A ghoulish false advertising ruling

Allen v. The Ghoulish Gallery, 2007 WL 1555739 (S.D. Cal.)

Plaintiff/counterdefendant Edward Allen filed this copyright lawsuit in February 2006. Defendants/counterclaimants Ghoulish Gallery and individuals associated with it, including Tim Turner, filed counterclaims in April 2006.

According to defendants, Turner is a Hollywood effects artist in the “haunt industry.” “In the early 1990s he created a changing portrait through lenticular lens array technology, which allows a viewer to perceive, from the same portrait, both an antique photographic portrait and a gruesome, scary version of the same portrait, by adjusting the viewer's line of sight.” For health reasons, he stopped work on the changing portraits from 1996 to 2002.

Allen and Turner allegedly met in 1992 at a haunted house where Turner was displaying his work. In 2003, Allen launched a website selling changing portraits using technology similar to Turner’s. Turner alleges that Allen has falsely advertised that his changing portraits are the “original works” and that his portraits are “award-winning.” Further, he alleges that Allen copied his website and created several portraits that are confusingly similar to Turner portraits. Moreover, he claims that Allen contacted at least two of his customers to tell them Turner was a thief and a liar; Allen claims these were his own former customers. Not content to stop there, Turner alleges, Allen contacted many haunt industry professionals to disparage him.

After the initial filings, parties spent the next several months in negotiations that failed. In March 2007, defendants sought a preliminary injunction preventing Allen from making disparaging comments about them or this litigation on the internet, over the phone, at tradeshows, at conventions, etc.; contacting any of their customers; or advertising that Allen originated the changing portrait. At the hearing, Allen represented that he had removed the comments available on the internet to which Turner had objected.

The court denied injunctive relief on the ground that defamatory statements cannot be restrained before a final adjudication that they are defamatory. The proposed injunction would be a prior restraint in violation of the First Amendment, and defendants have legal remedies in the law of trade libel, defamation and intentional interference with prospective economic advantage.

This is a troubling mistake, at least from the perspective of false advertising law. Many of the other statements – by a direct competitor, to prospective customers – should have been considered under standard Lanham Act principles, though it may well be the case that many of them were statements of opinion or otherwise unverifiable and thus not subject to prohibition under the Lanham Act.
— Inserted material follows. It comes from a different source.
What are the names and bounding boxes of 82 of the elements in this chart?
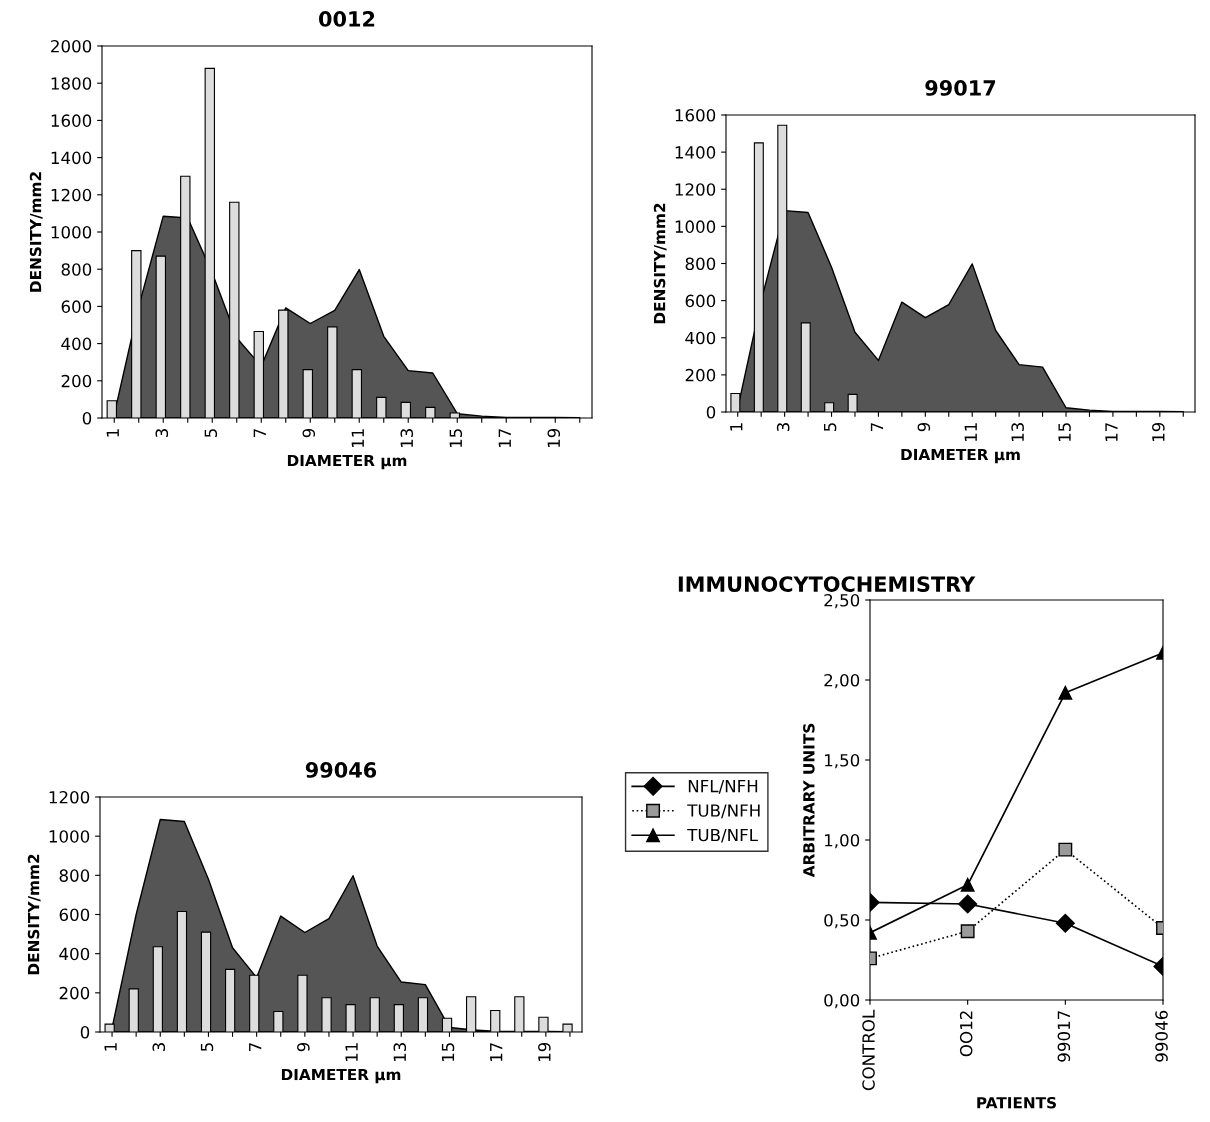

Surprisingly, the court even expresses uncertainty about the commercial speech status of the statements on Allen’s website that he has “The Original Line of Spooky Changing Portraits” and that “[b]ack in April 2003, I originated the concept of using antique photographic images to create spooky changing portraits.” If the statements aren’t commercial speech, the court reasoned, the First Amendment bars an injunction, and the plaintiffs have remedies in false advertising and unfair competition law. (Comment: …? In my legal cosmology, false advertising and unfair competition law regulate commercial speech, not noncommercial speech.) If they are, then defendants didn’t meet the standards for preliminary relief, because they couldn’t identify any customers who avoided defendants because of the statements. (What about the concepts of literal falsity, direct competition, and materiality, which, if all proven, should show likely success on the merits?) Moreover, any inference of irreparable harm was rebutted by the fact that defendants waited nearly a year to move for a preliminary injunction. Even though negotiations are always to be encouraged, defendants waited over ten months to file after first expressing concerns about Allen’s behavior.

Some of the defendants’ proposed relief might have been overreaching, but the court used the First Amendment like a blunderbuss here, and false advertising law took a beating.